The checking matters as much as the doing. As the industry recognizes this, the value may shift toward verification, quality control, and error detection—skills that remain solidly in human territory. Junior bankers who excel at catching mistakes and verifying assumptions could become more valuable in an AI-augmented environment.
Skill mix is evolving. As economist Shawn DuBravac noted, “I’m not convinced we get rid of entry-level workers anytime soon. But the skill set we need those workers to have is different”. The focus appears to be shifting toward judgment, quality control capabilities, and the instinct to verify before proceeding—capabilities where current AI systems face limitations.
Expectations may be moderating. The MIT report that 95% of AI pilots struggle to deliver results contributed to stock market volatility, with shares of many tech companies declining. As reality emerges about the challenges AI faces with self-verification in professional services, expectations may adjust.

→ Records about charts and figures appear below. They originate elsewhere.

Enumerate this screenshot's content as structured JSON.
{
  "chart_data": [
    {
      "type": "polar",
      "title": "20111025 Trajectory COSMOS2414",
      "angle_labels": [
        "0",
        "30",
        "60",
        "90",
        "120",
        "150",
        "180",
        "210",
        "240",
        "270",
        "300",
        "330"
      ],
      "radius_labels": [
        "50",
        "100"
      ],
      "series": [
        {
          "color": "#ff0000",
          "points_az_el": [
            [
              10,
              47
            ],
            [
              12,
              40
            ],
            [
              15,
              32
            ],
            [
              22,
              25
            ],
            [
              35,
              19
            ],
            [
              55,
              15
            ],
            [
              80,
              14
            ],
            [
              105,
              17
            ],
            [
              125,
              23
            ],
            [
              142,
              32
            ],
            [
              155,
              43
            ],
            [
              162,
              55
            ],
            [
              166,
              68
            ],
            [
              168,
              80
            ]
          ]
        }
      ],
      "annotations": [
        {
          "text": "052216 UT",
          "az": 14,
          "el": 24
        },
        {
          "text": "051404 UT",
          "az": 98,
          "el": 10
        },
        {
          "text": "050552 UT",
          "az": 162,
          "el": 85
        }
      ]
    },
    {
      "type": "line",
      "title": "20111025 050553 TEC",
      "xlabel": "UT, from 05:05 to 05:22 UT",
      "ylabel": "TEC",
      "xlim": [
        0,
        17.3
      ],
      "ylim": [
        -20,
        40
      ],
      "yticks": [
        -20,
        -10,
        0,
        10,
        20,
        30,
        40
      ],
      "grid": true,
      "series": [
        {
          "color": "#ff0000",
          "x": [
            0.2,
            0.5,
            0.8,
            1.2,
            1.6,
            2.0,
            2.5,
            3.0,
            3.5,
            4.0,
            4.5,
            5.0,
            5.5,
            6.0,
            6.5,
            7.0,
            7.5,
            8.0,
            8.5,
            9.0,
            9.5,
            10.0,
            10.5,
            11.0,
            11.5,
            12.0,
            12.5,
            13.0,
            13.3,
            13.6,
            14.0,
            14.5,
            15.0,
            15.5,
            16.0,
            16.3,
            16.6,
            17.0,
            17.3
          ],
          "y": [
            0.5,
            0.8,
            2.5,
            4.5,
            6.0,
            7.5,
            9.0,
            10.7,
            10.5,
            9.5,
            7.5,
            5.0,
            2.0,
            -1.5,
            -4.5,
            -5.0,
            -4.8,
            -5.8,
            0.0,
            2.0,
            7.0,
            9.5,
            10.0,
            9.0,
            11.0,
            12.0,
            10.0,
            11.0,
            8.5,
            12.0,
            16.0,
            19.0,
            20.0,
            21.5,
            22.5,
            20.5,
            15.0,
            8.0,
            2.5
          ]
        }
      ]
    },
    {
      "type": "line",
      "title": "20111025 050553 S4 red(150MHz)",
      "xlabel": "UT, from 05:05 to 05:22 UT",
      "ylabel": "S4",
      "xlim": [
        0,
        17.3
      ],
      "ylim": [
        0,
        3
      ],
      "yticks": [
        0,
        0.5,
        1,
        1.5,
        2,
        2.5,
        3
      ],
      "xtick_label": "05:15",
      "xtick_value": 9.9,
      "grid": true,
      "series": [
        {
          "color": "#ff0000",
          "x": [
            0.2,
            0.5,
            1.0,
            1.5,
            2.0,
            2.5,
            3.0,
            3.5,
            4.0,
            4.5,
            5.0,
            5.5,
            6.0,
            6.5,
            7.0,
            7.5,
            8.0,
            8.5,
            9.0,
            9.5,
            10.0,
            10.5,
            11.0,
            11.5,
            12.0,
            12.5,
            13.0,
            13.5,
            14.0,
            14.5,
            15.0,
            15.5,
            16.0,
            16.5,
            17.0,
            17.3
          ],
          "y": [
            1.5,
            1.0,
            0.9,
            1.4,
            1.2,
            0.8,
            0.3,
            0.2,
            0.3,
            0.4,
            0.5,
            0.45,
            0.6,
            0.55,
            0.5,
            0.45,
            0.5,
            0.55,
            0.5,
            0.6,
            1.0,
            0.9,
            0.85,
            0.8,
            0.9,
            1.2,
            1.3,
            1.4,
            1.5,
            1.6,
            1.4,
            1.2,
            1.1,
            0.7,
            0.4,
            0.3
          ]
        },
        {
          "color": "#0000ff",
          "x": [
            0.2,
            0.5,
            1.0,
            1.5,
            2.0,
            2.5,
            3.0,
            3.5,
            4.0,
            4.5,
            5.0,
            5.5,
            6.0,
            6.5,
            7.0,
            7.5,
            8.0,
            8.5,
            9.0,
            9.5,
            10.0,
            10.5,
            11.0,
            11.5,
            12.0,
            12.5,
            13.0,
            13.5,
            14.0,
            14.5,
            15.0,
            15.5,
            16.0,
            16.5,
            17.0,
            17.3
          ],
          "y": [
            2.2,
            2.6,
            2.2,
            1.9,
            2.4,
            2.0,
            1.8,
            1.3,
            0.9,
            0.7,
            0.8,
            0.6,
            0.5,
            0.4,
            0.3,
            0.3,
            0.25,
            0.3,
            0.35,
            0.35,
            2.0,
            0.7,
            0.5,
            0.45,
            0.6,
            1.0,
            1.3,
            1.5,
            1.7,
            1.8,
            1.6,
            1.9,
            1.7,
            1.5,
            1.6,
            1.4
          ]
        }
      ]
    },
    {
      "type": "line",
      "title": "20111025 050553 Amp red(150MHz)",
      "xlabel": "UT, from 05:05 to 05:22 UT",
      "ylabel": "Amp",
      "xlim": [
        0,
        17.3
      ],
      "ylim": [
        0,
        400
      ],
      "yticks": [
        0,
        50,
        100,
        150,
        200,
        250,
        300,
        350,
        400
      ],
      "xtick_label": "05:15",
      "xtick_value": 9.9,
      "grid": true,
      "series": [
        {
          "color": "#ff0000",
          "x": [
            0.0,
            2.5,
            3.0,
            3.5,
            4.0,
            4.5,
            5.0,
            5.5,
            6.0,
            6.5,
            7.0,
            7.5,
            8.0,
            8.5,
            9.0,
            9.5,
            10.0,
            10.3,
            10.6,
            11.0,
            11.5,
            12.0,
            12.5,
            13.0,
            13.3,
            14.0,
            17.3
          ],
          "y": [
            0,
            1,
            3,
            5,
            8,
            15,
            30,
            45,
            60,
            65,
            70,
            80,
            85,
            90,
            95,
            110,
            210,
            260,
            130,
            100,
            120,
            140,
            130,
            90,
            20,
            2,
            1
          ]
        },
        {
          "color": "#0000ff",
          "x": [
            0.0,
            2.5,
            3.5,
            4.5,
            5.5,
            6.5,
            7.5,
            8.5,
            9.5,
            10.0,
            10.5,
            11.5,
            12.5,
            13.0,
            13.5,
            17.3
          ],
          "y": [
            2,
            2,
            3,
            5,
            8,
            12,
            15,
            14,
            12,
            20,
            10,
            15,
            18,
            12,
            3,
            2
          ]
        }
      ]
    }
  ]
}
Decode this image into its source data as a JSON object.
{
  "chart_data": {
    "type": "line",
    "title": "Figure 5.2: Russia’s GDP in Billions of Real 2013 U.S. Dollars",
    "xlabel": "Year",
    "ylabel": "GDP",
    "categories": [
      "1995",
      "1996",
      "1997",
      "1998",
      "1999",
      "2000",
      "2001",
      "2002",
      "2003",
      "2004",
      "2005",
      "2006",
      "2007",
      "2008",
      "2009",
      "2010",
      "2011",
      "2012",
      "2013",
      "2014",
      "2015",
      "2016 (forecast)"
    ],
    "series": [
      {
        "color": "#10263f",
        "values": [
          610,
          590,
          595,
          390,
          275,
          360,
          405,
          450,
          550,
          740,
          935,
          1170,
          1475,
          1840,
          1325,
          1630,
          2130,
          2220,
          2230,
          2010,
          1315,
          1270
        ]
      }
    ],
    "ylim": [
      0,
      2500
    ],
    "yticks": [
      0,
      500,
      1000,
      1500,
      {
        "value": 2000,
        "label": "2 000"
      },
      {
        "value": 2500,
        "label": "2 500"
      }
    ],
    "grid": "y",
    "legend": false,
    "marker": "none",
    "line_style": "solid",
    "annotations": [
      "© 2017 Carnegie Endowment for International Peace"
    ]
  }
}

Investment banking requires not just precision but continuous verification—catching errors after each step before they compound into larger problems. Current AI architecture faces significant challenges in delivering this capability reliably. While AI will likely change aspects of banking work—automating some routine tasks and augmenting human capabilities in specific areas—the wholesale replacement scenario requires solving verification challenges that leading AI labs are still working on despite billions in investment.
The $400 billion spending spree may be encountering practical constraints: building systems that can reliably verify their own work at each step appears considerably harder than simply executing workflows. Your ability to catch mistakes and verify assumptions may remain a valuable skill for the foreseeable future.